Aviation Safety Standards

One hundred years ago, aviation was still in its infancy. Today, commercial and private aviation is a routine part of our lives. On average, over 2 million people fly in the U.S. every day. That number continues growing as airlines expand both international and domestic flights. The immense scale of the aviation industry requires standards and regulations to keep passengers, crews and the public safe. Aviation safety standards are critical to maintaining the public’s trust in flying.

Who Sets Aviation Safety Standards?

Several organizations establish aviation safety standards at the global, regional and local levels, and the Federal Aviation Administration (FAA) is the principal regulatory institution. Created in 1958, the FAA is part of the U.S. Department of Transportation and regulates every aspect of civil aviation in the country.
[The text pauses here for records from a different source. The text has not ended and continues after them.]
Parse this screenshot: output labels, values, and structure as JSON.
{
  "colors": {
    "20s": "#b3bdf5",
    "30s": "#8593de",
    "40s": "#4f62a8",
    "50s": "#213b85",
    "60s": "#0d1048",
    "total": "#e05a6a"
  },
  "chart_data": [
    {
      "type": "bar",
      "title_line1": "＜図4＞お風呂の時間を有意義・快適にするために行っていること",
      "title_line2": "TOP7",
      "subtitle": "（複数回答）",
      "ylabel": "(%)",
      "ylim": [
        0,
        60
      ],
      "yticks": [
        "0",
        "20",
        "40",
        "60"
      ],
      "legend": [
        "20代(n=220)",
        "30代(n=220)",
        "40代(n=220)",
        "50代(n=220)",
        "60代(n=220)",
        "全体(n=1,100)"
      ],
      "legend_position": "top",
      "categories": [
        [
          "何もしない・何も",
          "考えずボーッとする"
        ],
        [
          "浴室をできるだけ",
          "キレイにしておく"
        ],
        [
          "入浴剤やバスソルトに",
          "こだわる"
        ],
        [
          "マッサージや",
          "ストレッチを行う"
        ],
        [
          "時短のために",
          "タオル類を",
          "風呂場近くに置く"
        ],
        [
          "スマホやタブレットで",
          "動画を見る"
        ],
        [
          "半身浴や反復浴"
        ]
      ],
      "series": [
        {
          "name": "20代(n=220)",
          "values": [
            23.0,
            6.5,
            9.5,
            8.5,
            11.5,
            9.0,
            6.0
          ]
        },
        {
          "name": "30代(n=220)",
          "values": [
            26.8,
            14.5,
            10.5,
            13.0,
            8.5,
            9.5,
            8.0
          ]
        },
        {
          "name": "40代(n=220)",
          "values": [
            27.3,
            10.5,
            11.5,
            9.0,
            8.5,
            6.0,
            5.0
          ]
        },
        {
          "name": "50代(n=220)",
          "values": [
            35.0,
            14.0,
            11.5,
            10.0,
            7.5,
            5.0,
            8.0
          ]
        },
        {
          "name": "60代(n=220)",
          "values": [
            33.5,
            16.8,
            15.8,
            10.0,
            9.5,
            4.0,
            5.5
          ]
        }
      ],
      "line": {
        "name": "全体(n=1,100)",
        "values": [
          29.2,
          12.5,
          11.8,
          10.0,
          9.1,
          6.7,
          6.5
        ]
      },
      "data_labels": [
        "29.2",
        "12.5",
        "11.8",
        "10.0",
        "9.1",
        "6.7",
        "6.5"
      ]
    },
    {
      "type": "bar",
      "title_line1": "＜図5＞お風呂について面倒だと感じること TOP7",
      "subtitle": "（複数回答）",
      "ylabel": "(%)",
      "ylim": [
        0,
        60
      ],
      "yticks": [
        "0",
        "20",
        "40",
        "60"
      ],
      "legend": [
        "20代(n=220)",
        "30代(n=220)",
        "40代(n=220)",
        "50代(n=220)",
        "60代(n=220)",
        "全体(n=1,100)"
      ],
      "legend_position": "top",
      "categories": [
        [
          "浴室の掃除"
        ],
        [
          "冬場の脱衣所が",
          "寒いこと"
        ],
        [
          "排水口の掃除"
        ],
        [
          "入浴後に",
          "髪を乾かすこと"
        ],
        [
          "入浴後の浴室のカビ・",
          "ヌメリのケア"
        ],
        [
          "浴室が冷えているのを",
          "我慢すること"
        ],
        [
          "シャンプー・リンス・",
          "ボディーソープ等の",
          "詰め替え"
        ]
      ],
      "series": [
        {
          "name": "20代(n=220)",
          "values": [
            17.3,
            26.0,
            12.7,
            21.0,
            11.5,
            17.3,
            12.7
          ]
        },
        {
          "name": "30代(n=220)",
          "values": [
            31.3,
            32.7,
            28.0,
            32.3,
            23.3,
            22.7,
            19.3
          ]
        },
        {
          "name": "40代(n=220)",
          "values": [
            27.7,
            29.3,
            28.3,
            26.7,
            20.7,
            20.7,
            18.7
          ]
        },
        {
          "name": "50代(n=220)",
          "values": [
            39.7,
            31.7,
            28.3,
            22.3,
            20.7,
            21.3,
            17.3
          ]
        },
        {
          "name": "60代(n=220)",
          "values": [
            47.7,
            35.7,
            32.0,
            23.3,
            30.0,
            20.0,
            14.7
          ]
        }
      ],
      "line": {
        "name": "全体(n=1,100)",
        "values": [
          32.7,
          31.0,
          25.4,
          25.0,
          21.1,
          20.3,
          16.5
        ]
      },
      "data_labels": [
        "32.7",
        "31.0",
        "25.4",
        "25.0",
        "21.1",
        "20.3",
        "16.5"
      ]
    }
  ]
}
The FAA has many major roles, such as managing the air traffic control system and aircraft certification. One of the agency’s most significant functions is regulating aviation safety standards through registration, aircraft inspections and crew qualification rules.

The FAA has broad authority when determining airworthiness and setting aviation safety regulations. Their oversight extends to nearly every civilian aircraft in almost 30 million square miles of airspace. Other agencies such as the National Transportation Safety Board (NTSB), which investigates transportation accidents, can make regulatory recommendations to the FAA to improve aircraft safety.

What Are the Main Safety Regulations?

Aviation safety standards cover every aspect of commercial and non-commercial flight. Here are a few of the primary areas that fall under FAA jurisdiction.

Design and Production

Planes and other aircraft are subject to federal aviation standards before they even get off the ground. FAA engineers work with aircraft company employees to approve potential designs. The strict design requirements ensure each aircraft is safe for flight. FAA oversight extends to the construction of the plane or other aircraft to confirm its airworthiness.

Operation

Once an aircraft is built, the FAA has standards to further verify its safety before and during flight. These regulations include aircraft registration and proper flight procedures. Safety regulations also require the pilot and crew to have the necessary qualifications to operate, work aboard and handle emergencies on the plane. These standards also include aspects of passenger safety such as cabin protection and emergency preparedness procedures.

Maintenance

Aviation safety standards subject aircraft to initial and recurring inspections to guarantee their continued airworthiness. Regular maintenance keeps a plane in top shape and decreases the chances of malfunctions or accidents.

Why Are Aviation Safety Standards Important?

The FAA handles thousands of flights every day. Each of those flights is an engineering marvel — air travel is among the safest modes of transportation available thanks to aviation safety regulations. Uniform standards from the FAA and other organizations ensure a basic level of quality and competence in air travel so passengers can board any flight with confidence.